I used to think of a startup as a series of funnels. There’s the customer conversion funnel, the recruiting funnel, the customer success funnel. Funnels simplify metrics. Examine the yield from each stage to gauge success. Start to finish.

I’ve been preparing my session for the NY Enterprise Tech Meetup later this week on the Essential Guide to SaaS Metrics. Thinking through that presentation and reflecting on some recent conversations, I’ve changed my belief. The superior mental model is a cycle.

The funnel stops at an end state. The cycle is a flywheel and builds momentum. That’s the key difference.

Attract a customer, engage them, sell them a contract, onboard them, ensure they achieve their objective.

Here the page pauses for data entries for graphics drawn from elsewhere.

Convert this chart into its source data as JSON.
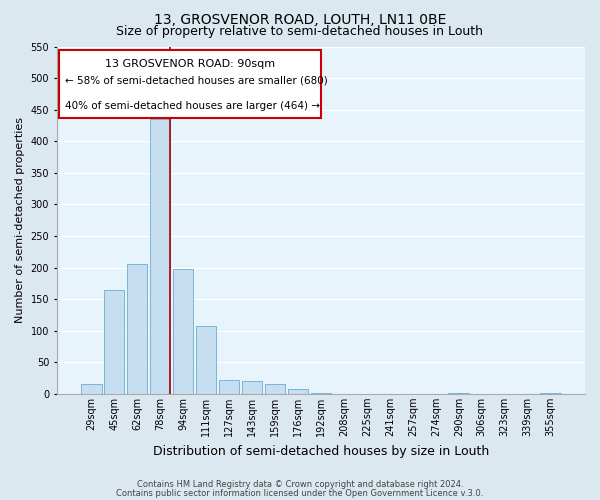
{
  "title": "13, GROSVENOR ROAD, LOUTH, LN11 0BE",
  "subtitle": "Size of property relative to semi-detached houses in Louth",
  "xlabel": "Distribution of semi-detached houses by size in Louth",
  "ylabel": "Number of semi-detached properties",
  "bar_labels": [
    "29sqm",
    "45sqm",
    "62sqm",
    "78sqm",
    "94sqm",
    "111sqm",
    "127sqm",
    "143sqm",
    "159sqm",
    "176sqm",
    "192sqm",
    "208sqm",
    "225sqm",
    "241sqm",
    "257sqm",
    "274sqm",
    "290sqm",
    "306sqm",
    "323sqm",
    "339sqm",
    "355sqm"
  ],
  "bar_values": [
    15,
    165,
    205,
    435,
    198,
    107,
    22,
    20,
    16,
    7,
    1,
    0,
    0,
    0,
    0,
    0,
    1,
    0,
    0,
    0,
    1
  ],
  "bar_color": "#c6dff0",
  "bar_edge_color": "#7ab4d4",
  "property_line_color": "#aa0000",
  "property_line_bar_index": 3,
  "ylim": [
    0,
    550
  ],
  "yticks": [
    0,
    50,
    100,
    150,
    200,
    250,
    300,
    350,
    400,
    450,
    500,
    550
  ],
  "annotation_title": "13 GROSVENOR ROAD: 90sqm",
  "annotation_line1": "← 58% of semi-detached houses are smaller (680)",
  "annotation_line2": "40% of semi-detached houses are larger (464) →",
  "annotation_box_color": "#ffffff",
  "annotation_box_edge": "#cc0000",
  "footer_line1": "Contains HM Land Registry data © Crown copyright and database right 2024.",
  "footer_line2": "Contains public sector information licensed under the Open Government Licence v.3.0.",
  "bg_color": "#dce8f0",
  "plot_bg_color": "#e8f4fc",
  "grid_color": "#ffffff",
  "title_fontsize": 10,
  "subtitle_fontsize": 9,
  "ylabel_fontsize": 8,
  "xlabel_fontsize": 9,
  "tick_fontsize": 7,
  "footer_fontsize": 6,
  "annot_title_fontsize": 8,
  "annot_text_fontsize": 7.5
}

That’s the funnel. But add a step: solicit a testimonial, ask for a referral to a friend, cross-sell another product. The cycle starts again.

Attract a talented candidate, engage them, hire them, onboard them. That’s the end of the people funnel, but not the people cycle. Startups should manage, cultivate, and foster their employees, and this will drive the cycle again with referrals, better employee brand, and greater success with future candidates.

Modern leaders in each of the critical functions of startup teams have been telling me this for a while, describing it in different forms. But it took time to settle in. Measuring the funnel is the first step, but not enough. We have to measure the cycle and the strength of the flywheel.

That’s the lens I’ll be using from now on: cycles not funnels.